The U.S. Supreme Court knows something of that. In his 2010 state of the union,Barack Obama scolded the justices who voted for the majority in Citizens United, and progressives badgered them relentlessly. Two years later Chief Justice John Roberts ruled in favor of ObamaCare.

At issue in Argentina is a 2009 law designed to expand state-controlled media and rein in privately owned outlets. Among other things, it would force the Clarin Group, the country's most important independent television voice, to sell a substantial part of its cable network. Divestiture would deprive Clarin of its main source of revenue.

The company also owns a newspaper and an all-news broadcast station. Its decline would mean the elimination of important sources of information about the government that are otherwise not available.

An Argentine court has ruled that key articles in the 2009 media law—including the forced divestiture of Clarin's cable assets and the canceling of licenses without compensation—are unconstitutional.

The government's appeal is pending, with heavy speculation that Justice Lorenzetti will cast the deciding vote. In recent weeks Mrs. Kirchner and her vice president, Amado Boudou, have pressured the court, by way of public statements, for a favorable decision before the Oct. 27 midterm elections. Reportedly, private messages from high government officials have also been delivered to the justices. In June, Justice Lorenzetti alleged that his family was the target of tax investigations in order to influence his decision.
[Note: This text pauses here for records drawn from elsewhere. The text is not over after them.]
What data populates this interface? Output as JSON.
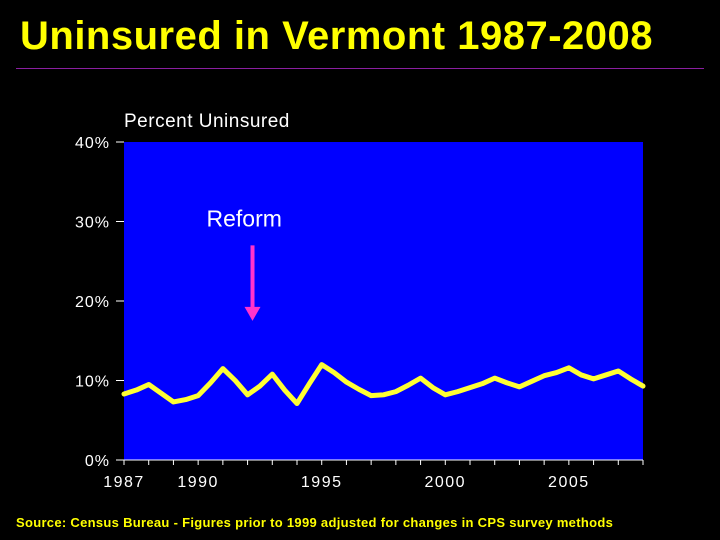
{
  "slide": {
    "title": "Uninsured in Vermont 1987-2008",
    "source": "Source: Census Bureau - Figures prior to 1999 adjusted for changes in CPS survey methods"
  },
  "colors": {
    "background": "#000000",
    "title": "#ffff00",
    "plot_area": "#0000ff",
    "line": "#ffff33",
    "annotation_arrow": "#ff33cc",
    "rule": "#8a1fa0"
  },
  "chart_data": {
    "type": "line",
    "title": "Percent Uninsured",
    "xlabel": "",
    "ylabel": "",
    "xlim": [
      1987,
      2008
    ],
    "ylim": [
      0,
      40
    ],
    "yticks": [
      0,
      10,
      20,
      30,
      40
    ],
    "ytick_labels": [
      "0%",
      "10%",
      "20%",
      "30%",
      "40%"
    ],
    "xticks": [
      1987,
      1990,
      1995,
      2000,
      2005
    ],
    "xtick_labels": [
      "1987",
      "1990",
      "1995",
      "2000",
      "2005"
    ],
    "grid": false,
    "series": [
      {
        "name": "",
        "x": [
          1987,
          1987.5,
          1988,
          1988.5,
          1989,
          1989.5,
          1990,
          1990.5,
          1991,
          1991.5,
          1992,
          1992.5,
          1993,
          1993.5,
          1994,
          1994.5,
          1995,
          1995.5,
          1996,
          1996.5,
          1997,
          1997.5,
          1998,
          1998.5,
          1999,
          1999.5,
          2000,
          2000.5,
          2001,
          2001.5,
          2002,
          2002.5,
          2003,
          2003.5,
          2004,
          2004.5,
          2005,
          2005.5,
          2006,
          2006.5,
          2007,
          2007.5,
          2008
        ],
        "values": [
          8.3,
          8.8,
          9.5,
          8.4,
          7.3,
          7.6,
          8.1,
          9.7,
          11.5,
          10.0,
          8.2,
          9.3,
          10.8,
          8.8,
          7.1,
          9.6,
          12.0,
          11.0,
          9.8,
          8.9,
          8.1,
          8.2,
          8.6,
          9.4,
          10.3,
          9.1,
          8.2,
          8.6,
          9.1,
          9.6,
          10.3,
          9.7,
          9.2,
          9.9,
          10.6,
          11.0,
          11.6,
          10.7,
          10.2,
          10.7,
          11.2,
          10.2,
          9.3
        ]
      }
    ],
    "annotations": [
      {
        "text": "Reform",
        "x": 1992.2,
        "arrow_from_y": 27,
        "arrow_to_y": 17.5
      }
    ]
  }
}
The Kirchner family's fiddling with the court is familiar. In the early years of Néstor Kirchner's presidency, (2003-07), the government forced the resignation of a majority of justices on the nine-member Supreme Court by publicly accusing them of ties to the unpopular former president Carlos Menem. Mobs sympathetic to the Kirchners harassed and intimidated them in the streets.

Some of the vacated seats were filled by pro-Kirchner appointees. Two were left vacant. In 2006, the Kirchner-controlled Congress passed a law to reduce the number of justices, through attrition, to five. If all goes according to plan, when older members of the court retire, the kirchneristas will control the majority.

Until then, la presidenta has to make do. That's not so easy. Election polling suggests that her party, the Front for Victory, is in for a drubbing in two weeks. The economy is swooning, annual inflation is 30%, and even in traditional strongholds there is Kirchner fatigue.

But the media-law controversy could help. Some observers believe that a favorable, pre-election day ruling would demonstrate that Mrs. Kirchner still wields the kind ofcaudillo power her husband enjoyed. That might narrow the margin of defeat and allow her to cobble together a coalition. Her dream of changing the electoral law so that she could run for a third term would still be possible.

The added bonus would be the end of the pesky fourth estate, which harms her image by reporting on corruption, crime and the economy. It revealed that government surrogates were slandering the Argentine Pope Francis because he had been a critic.

Mrs. Kirchner says Clarin has too much power in television. But she has much more. State-owned television, traditionally neutral, has been converted into a government-propaganda vehicle. All soccer and race-car broadcasts have been nationalized so that viewers can be saturated with pro-government messages.

In Buenos Aires three of the four privately held broadcast channels are owned by companies with ties to the government and depend on some government advertising. They are under pressure to censor their coverage. In print media only a handful of leading opposition newspapers remain—including La Nación, which publishes some content from the Journal.

Argentine patriots have not given up. Seven prominent journalists have filed complaints with the Inter-American Human Rights Commission, alleging state harassment, intimidation and slander. An Argentine federal judge is leading a criminal investigation of Secretary of Commerce Guillermo Moreno for allegedly instructing the advertising departments of companies to boycott newspapers that are not pro-government.

"It is seldom that liberty of any kind is lost all at once," the 18th century Scottish philosopher David Hume wrote. "Slavery has so frightful an aspect to men accustomed to freedom that it must steal in upon them by degrees and must disguise itself in a thousand shapes in order to be received." The media law is one such disguise.